1 Mayıs için öneriler
4 Ekim 2019’da çalıştığı Ataşehir Belediyesi’ndeki işinden çıkarılan güvenlik işçisi Alişan İpşiroğlu da, belediye önündeki eylemlerinin sürdüğüne değindi. Salgın nedeniyle alanların boş kalacağını dile getiren İpşiroğlu, bu duruma karşı farklı yollar geliştirilmesi gerektiğini ve evlere hapsolmanın doğru olmadığını ifade etti. İşçilerin bu noktada planlarının olması gerektiğini kaydeden İpşiroğlu, “Mesela mahallelerde, ilçelerde sosyal mesafe uygulanarak küçük kutlamalar yapılabilir. Sendikalar örgütlenip herkes balkonundan pankartını asıp, marşlar söyleyebilir” önerisinde bulundu.
“1 Mayıs işçi birliğinin bir ifadesidir” diyen İpşiroğlu, işçi sınıfının 1 Mayıs vesilesiyle bir araya gelmesi gerektiğinin altını çizdi. İpşiroğlu, “Sendikaların örgütlenmesinin önünde yüzde 3 baraj engeli var. Bu barajın kaldırılması gerekiyor. Bu seneki taleplerimizden biri de bu olmalı” ifadelerini kullandı.
Milyonlarca taşeron var
İstanbul Zeytinburnu Belediyesi’nde taşeron işçi olarak çalışırken, 2 yıl önce KHK’yle ihraç edilen ve bunun üzerine başlattıkları eylemlerine salgın nedeniyle ara veren Kenan Güngördü de, fabrikaların açık olması ile işçilerin hayatının riske atıldığını ifade etti. 1 Mayıs’ın alanlarda kutlanması gerektiğini savunan Güngördü, “Belki aynı alanda olmaz ama çeşitli alanlarda, meydanlarda kitlesel kutlanması gerektiğini düşünüyorum. Resmi kayıtlar açıklandı 51 bin işçi virüsten etkilendi, 24 işçi de öldü. Tam da bu koşullarda 1 Mayıs’ta alanlarda olunması gerektiğini düşünüyorum” dedi.
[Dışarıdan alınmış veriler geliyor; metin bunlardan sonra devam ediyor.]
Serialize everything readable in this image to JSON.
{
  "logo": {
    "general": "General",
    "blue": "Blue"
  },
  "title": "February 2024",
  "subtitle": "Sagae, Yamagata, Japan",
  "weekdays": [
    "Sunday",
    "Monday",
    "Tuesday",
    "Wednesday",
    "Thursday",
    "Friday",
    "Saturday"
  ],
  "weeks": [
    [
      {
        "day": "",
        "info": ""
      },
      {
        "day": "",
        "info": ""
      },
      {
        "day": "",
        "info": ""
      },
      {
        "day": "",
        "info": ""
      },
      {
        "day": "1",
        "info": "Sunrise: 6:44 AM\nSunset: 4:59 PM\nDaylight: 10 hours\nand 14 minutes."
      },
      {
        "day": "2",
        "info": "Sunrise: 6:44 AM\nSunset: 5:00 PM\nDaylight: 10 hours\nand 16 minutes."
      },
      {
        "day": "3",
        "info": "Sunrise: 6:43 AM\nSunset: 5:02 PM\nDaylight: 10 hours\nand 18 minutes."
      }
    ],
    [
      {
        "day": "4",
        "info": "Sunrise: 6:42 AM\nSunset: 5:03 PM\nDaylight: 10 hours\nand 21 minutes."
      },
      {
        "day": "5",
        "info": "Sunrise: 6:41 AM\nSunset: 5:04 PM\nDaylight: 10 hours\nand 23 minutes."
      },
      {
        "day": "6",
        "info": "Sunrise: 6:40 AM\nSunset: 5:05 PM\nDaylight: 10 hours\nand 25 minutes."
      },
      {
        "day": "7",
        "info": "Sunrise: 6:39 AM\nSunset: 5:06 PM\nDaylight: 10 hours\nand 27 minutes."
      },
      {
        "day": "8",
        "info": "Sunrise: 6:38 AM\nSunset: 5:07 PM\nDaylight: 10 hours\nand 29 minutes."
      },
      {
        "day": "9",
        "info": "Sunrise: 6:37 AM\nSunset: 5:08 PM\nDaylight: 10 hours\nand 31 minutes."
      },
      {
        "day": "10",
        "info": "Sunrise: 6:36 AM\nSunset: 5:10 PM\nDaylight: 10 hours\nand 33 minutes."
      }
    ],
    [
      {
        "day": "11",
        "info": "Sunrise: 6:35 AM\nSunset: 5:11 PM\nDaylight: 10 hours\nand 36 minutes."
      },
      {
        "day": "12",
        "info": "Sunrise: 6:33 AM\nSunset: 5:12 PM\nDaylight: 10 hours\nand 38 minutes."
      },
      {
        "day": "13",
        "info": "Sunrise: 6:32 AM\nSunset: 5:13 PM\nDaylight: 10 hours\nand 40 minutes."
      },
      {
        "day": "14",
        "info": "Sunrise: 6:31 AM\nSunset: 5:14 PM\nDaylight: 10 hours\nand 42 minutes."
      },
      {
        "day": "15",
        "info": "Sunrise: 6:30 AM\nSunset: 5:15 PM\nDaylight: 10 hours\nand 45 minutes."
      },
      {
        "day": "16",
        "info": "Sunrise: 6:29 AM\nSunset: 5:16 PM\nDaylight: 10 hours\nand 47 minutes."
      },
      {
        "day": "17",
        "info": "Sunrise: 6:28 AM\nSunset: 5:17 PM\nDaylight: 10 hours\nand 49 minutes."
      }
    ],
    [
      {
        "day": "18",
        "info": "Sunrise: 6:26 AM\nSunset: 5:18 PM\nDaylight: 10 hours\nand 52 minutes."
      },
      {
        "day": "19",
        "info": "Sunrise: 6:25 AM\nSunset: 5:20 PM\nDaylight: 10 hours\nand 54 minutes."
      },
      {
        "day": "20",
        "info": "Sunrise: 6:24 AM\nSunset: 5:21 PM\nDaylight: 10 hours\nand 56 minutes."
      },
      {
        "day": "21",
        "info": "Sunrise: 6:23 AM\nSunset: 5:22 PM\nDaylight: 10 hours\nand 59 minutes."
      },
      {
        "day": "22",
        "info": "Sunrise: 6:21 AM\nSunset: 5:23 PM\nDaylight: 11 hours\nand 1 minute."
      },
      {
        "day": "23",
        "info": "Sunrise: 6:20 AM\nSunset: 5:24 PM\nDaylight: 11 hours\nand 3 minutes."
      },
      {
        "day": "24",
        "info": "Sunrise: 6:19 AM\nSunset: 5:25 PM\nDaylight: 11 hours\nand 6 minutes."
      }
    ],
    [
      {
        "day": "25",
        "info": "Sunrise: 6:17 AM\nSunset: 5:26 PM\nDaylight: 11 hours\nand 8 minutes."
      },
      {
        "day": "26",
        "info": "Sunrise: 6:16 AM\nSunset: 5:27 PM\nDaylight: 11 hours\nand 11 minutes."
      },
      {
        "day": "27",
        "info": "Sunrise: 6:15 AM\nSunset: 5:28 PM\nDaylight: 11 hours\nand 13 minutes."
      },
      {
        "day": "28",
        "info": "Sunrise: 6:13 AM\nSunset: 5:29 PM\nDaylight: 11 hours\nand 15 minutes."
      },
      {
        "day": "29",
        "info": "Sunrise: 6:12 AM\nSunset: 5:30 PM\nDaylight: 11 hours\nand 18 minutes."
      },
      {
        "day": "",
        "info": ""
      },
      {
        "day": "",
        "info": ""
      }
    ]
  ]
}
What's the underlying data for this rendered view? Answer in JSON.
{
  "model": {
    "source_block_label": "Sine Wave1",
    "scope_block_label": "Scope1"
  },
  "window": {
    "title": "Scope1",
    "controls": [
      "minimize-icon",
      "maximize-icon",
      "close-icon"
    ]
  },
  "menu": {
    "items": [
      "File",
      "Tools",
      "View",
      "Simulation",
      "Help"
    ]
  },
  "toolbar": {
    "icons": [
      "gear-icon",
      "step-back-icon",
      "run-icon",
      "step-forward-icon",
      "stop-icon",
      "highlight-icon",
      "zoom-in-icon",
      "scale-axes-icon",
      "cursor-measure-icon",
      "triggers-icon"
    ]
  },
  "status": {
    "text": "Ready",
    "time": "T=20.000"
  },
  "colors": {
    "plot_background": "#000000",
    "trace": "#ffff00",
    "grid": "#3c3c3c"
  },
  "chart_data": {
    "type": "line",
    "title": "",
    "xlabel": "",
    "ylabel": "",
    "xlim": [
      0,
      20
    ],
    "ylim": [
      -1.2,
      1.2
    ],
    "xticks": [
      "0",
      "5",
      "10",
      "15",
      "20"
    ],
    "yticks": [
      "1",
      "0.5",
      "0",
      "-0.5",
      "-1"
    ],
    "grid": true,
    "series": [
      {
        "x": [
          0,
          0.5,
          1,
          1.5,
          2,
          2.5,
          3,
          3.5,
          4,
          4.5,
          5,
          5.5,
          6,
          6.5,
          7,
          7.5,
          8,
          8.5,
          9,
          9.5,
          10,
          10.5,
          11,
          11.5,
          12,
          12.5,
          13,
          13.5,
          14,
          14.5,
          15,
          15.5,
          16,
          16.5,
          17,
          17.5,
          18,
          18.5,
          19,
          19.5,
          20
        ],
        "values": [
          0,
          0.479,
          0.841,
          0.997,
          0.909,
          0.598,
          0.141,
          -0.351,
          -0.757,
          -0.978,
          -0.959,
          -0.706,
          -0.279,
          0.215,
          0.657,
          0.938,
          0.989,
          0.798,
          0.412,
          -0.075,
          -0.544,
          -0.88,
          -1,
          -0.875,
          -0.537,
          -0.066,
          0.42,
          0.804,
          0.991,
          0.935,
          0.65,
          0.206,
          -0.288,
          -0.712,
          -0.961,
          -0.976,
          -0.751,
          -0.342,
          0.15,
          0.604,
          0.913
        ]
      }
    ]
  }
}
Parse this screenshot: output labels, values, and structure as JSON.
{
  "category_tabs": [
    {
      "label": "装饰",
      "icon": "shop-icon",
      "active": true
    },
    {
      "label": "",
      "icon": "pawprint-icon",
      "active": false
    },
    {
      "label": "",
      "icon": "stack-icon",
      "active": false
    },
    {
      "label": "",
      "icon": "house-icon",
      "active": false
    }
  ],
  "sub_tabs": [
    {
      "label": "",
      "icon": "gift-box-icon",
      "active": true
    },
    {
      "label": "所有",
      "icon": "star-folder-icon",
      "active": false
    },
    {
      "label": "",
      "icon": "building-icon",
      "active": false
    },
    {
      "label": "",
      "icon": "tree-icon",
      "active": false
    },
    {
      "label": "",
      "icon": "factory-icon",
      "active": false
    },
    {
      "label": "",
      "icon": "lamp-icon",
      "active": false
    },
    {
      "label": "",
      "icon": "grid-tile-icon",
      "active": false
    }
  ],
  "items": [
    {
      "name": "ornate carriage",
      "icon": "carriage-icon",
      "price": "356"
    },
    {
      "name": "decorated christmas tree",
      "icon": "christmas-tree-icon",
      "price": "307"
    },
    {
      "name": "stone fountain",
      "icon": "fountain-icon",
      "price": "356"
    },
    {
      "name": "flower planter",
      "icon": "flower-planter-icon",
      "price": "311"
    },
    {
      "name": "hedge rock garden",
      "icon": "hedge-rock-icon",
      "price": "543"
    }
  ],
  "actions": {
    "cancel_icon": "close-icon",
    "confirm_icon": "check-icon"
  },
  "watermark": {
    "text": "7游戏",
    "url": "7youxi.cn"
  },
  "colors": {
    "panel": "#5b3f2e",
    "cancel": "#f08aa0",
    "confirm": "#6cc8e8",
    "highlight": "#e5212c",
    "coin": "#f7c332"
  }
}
İşçilerin hak arama mücadelesinde omuz omuza olması gerektiğini belirten Güngördü, “Milyonları katletmeye çalışan kapitalizme ve onun temsilcilerine karşı gücümüzü birleştirip milyonları da aşan sayılarla meydanlarda olmalıyız” dedi. KHK’yle 150 bin kişinin ihraç edildiğini hatırlatan Güngördü, “Bunun içine aileleri de kattığımız zaman sayımız en az 3 milyonu buluyor. KHK’lerle ihraç edilen ya da güvenlik soruşturmalarıyla haksız bir şekilde işten atılanlar işlerine geri dönmesi de taleplerimizden biri olmalı” diye konuştu.